On May 21, Best Buy (NYSE:BBY) reported 1Q2014 EPS of $0.29 on revenue of $9.38B. Consensus had expected EPS of $0.25 on revenues of $10.66B. Despite the consensus beat, the financial press had highlighted this revenue "miss" and the stock finished the day down 4.3%.
Interestingly, there was no revenue miss at all. There was, however, an accounting adjustment not reflected in consensus numbers.
Since BBY had announced the impending sale of their European operations, they recorded the attributable earnings as discontinued operations thereby removing all impact of Europe from the statement of earnings into a single line item, discontinued operations. Since the timing of the sale was so late in the quarter, consensus estimates had not made the adjustment.
As Best Buy CEO Hubert Joly noted on the earnings call and even later on a segment on CNBC, including the operations from Europe (and adjusting for other restructuring costs) for a comparison to consensus estimates, BBY's 1Q2014 revenue was $10.8B or 1.3% higher than consensus expectations of $10.66B. Moreover, the adjusted EPS of $0.36 was 44% above analyst expectations of $0.25.
Price Matching Impact
From the earnings transcript, Sharom McCollam noted that "the Domestic gross profit rate was 23.4% versus 25.3% last year, a decline of 190 basis points. This decline was primarily driven by a greater investment and price competitiveness including higher promotional activity in mobile and computing, higher inventory shrinkage and increased product warranty-related costs."
Effectively, being price competitive with their price match program is having the expected detrimental impact on margins. But how is it impacting sales growth?
Domestic same store sales were -1.1% but that was largely a function of Super Bowl sales shifting into 4Q2013 results. Excluding the calendar impact, domestic same store sales were flat, a significant improvement to the 3.7% decline seen in 1Q2013 results.

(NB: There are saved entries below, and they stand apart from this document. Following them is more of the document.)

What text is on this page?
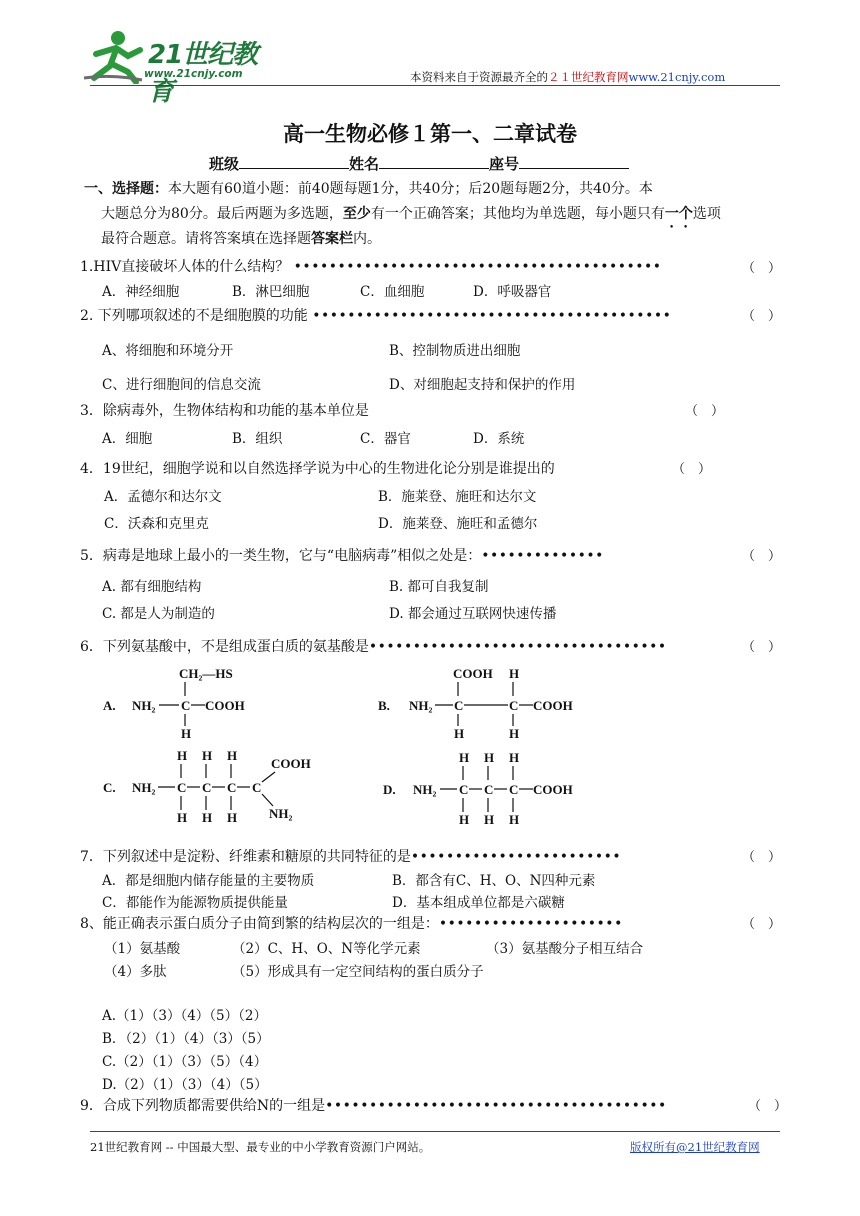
21世纪教育
www.21cnjy.com	本资料来自于资源最齐全的２１世纪教育网www.21cnjy.com
高一生物必修１第一、二章试卷
班级	姓名	座号
一、选择题：本大题有60道小题：前40题每题1分，共40分；后20题每题2分，共40分。本
大题总分为80分。最后两题为多选题，至少有一个正确答案；其他均为单选题，每小题只有一个选项
最符合题意。请将答案填在选择题答案栏内。
1.HIV直接破坏人体的什么结构？ ••••••••••••••••••••••••••••••••••••••••••	（　）
A．神经细胞	B．淋巴细胞	C．血细胞	D．呼吸器官
2. 下列哪项叙述的不是细胞膜的功能 •••••••••••••••••••••••••••••••••••••••••	（　）
A、将细胞和环境分开	B、控制物质进出细胞
C、进行细胞间的信息交流	D、对细胞起支持和保护的作用
3．除病毒外，生物体结构和功能的基本单位是	（　）
A．细胞	B．组织	C．器官	D．系统
4．19世纪，细胞学说和以自然选择学说为中心的生物进化论分别是谁提出的	（　）
A．孟德尔和达尔文	B．施莱登、施旺和达尔文
C．沃森和克里克	D．施莱登、施旺和孟德尔
5．病毒是地球上最小的一类生物，它与“电脑病毒”相似之处是：••••••••••••••	（　）
A. 都有细胞结构	B. 都可自我复制
C. 都是人为制造的	D. 都会通过互联网快速传播
6．下列氨基酸中，不是组成蛋白质的氨基酸是••••••••••••••••••••••••••••••••••	（　）
A.
CH₂—HS
NH₂ C COOH
H
B.
COOH H
NH₂ C	C COOH
H	H
C.
H H H
COOH
NH₂ C C C C
H H H NH₂
D.
H H H
NH₂ C C C COOH
H H H
7．下列叙述中是淀粉、纤维素和糖原的共同特征的是••••••••••••••••••••••••	（　）
A．都是细胞内储存能量的主要物质	B．都含有C、H、O、N四种元素
C．都能作为能源物质提供能量	D．基本组成单位都是六碳糖
8、能正确表示蛋白质分子由简到繁的结构层次的一组是：•••••••••••••••••••••	（　）
（1）氨基酸	（2）C、H、O、N等化学元素	（3）氨基酸分子相互结合
（4）多肽	（5）形成具有一定空间结构的蛋白质分子
A.（1）（3）（4）（5）（2）
B．（2）（1）（4）（3）（5）
C.（2）（1）（3）（5）（4）
D.（2）（1）（3）（4）（5）
9．合成下列物质都需要供给N的一组是•••••••••••••••••••••••••••••••••••••••	（　）
21世纪教育网 -- 中国最大型、最专业的中小学教育资源门户网站。	版权所有@21世纪教育网
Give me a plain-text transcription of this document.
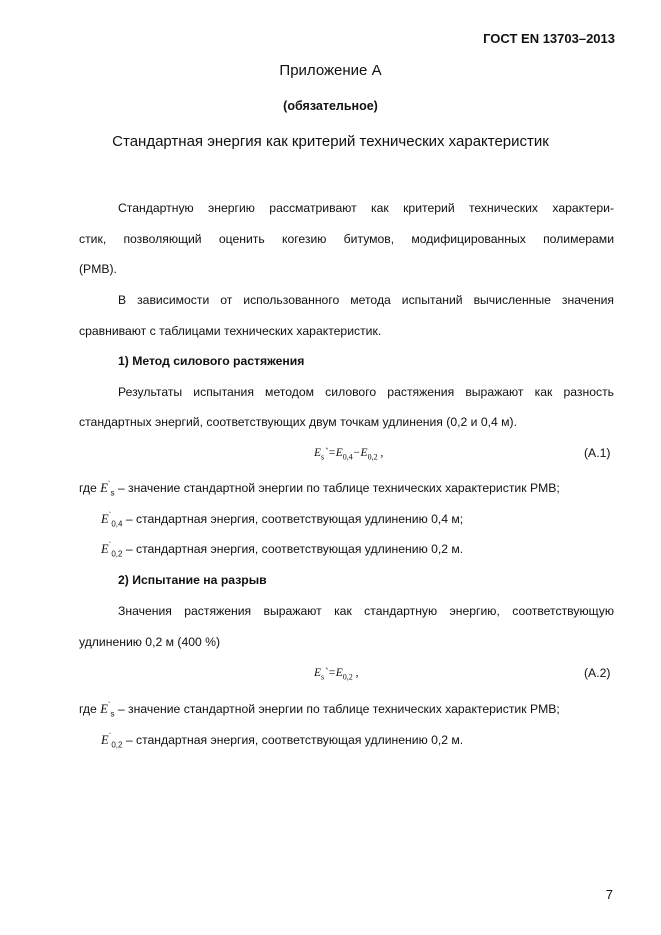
ГОСТ EN 13703–2013
Приложение А
(обязательное)
Стандартная энергия как критерий технических характеристик
Стандартную энергию рассматривают как критерий технических характери-
стик, позволяющий оценить когезию битумов, модифицированных полимерами
(PMB).
В зависимости от использованного метода испытаний вычисленные значения
сравнивают с таблицами технических характеристик.
1) Метод силового растяжения
Результаты испытания методом силового растяжения выражают как разность
стандартных энергий, соответствующих двум точкам удлинения (0,2 и 0,4 м).
$E_s`=E_{0,4}-E_{0,2}$ ,	(А.1)
где $E^`_s$ – значение стандартной энергии по таблице технических характеристик PMB;
$E^`_{0,4}$ – стандартная энергия, соответствующая удлинению 0,4 м;
$E^`_{0,2}$ – стандартная энергия, соответствующая удлинению 0,2 м.
2) Испытание на разрыв
Значения растяжения выражают как стандартную энергию, соответствующую
удлинению 0,2 м (400 %)
$E_s`=E_{0,2}$ ,	(А.2)
где $E^`_s$ – значение стандартной энергии по таблице технических характеристик PMB;
$E^`_{0,2}$ – стандартная энергия, соответствующая удлинению 0,2 м.
7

That's acceptable largely given that other consumer electronics retailers such as hhgregg (NYSE:HGG) and RadioShack (NYSE:RSH) had posted even worse comp sales metrics. So along with 4Q2013 results, the bleeding in BBY comp sales appears to have stopped.
But the recent flat comp is not that exciting. However, what is exciting is the performance of Best Buy's number one Renew Blue priority, on-line sales.
During the quarter, on-line sales were up 16%, well above last year's pace of a 10% gain. A 60% increase in the growth rate year-over-year is much more impressive. Is Best Buy's price matching initiative having the sought after benefit of increasing its on-line market share?
Given the limited amount of time that has transpired since BBY had implemented the program (4Q holiday season and two-thirds through 1Q), it may be too ambitious to identify a trend. However, examining the growth rates of Amazon's (NASDAQ:AMZN) quarterly North American electronics sales may provide some insight on whether Best Buy's price matching program is in fact having the desired effect.
In 4Q2012, when BBY's price match was in effect, AMZN reported domestic electronics sales growth of 24%. The prior year period, with no BBY price match, the rate of growth was 51%. The decline in the growth rate was 53%.
In 1Q2013, again with BBY's price match for a portion of the quarter, AMZN reported domestic electronics sales growth of 28% compared to 44% in the prior year period when there was no BBY price matching. The decline in this comparative growth rate was 36%. Perhaps not as large a decline as 4Q due to the fact that the price matching was only in place for a portion of the quarter.
Year-over-year change in AMZN electronics sales with BBY price match:
1Q2013 = -36% (price match in place for portion of quarter)
4Q2012 = -53%
Average = -45%
Source: AMZN quarterly financials
Of course, as most investors that follow AMZN know, their domestic electronics sales growth rate has been decelerating since 3Q2011. Admittedly, it is nearly impossible to maintain an accelerating level of growth in perpetuity, even for Amazon.
So what can we decipher from the decline in annual domestic electronics sales growth rates during the periods preceding the implementation of Best Buy's price matching? The year-over-year change in AMZN domestic electronics sales prior to BBY's price match program:
3Q2012 = -30%
2Q2012 = -39%
1Q2012 = -30%
4Q2011 = -27%
Average = -32%
Source: AMZN quarterly financials
Though AMZN domestic electronics sales growth rates have been slowing for some time now, the rate of decline following Best Buy's price match has increased to -45% from -32%. Could it be that Best Buy's price matching initiative is accelerating the rate of decline? Much like the effectiveness of BBY's turnaround strategy implemented only two quarters ago, only time will tell.
Disclosure: I am long BBY. I wrote this article myself, and it expresses my own opinions. I am not receiving compensation for it (other than from Seeking Alpha). I have no business relationship with any company whose stock is mentioned in this article.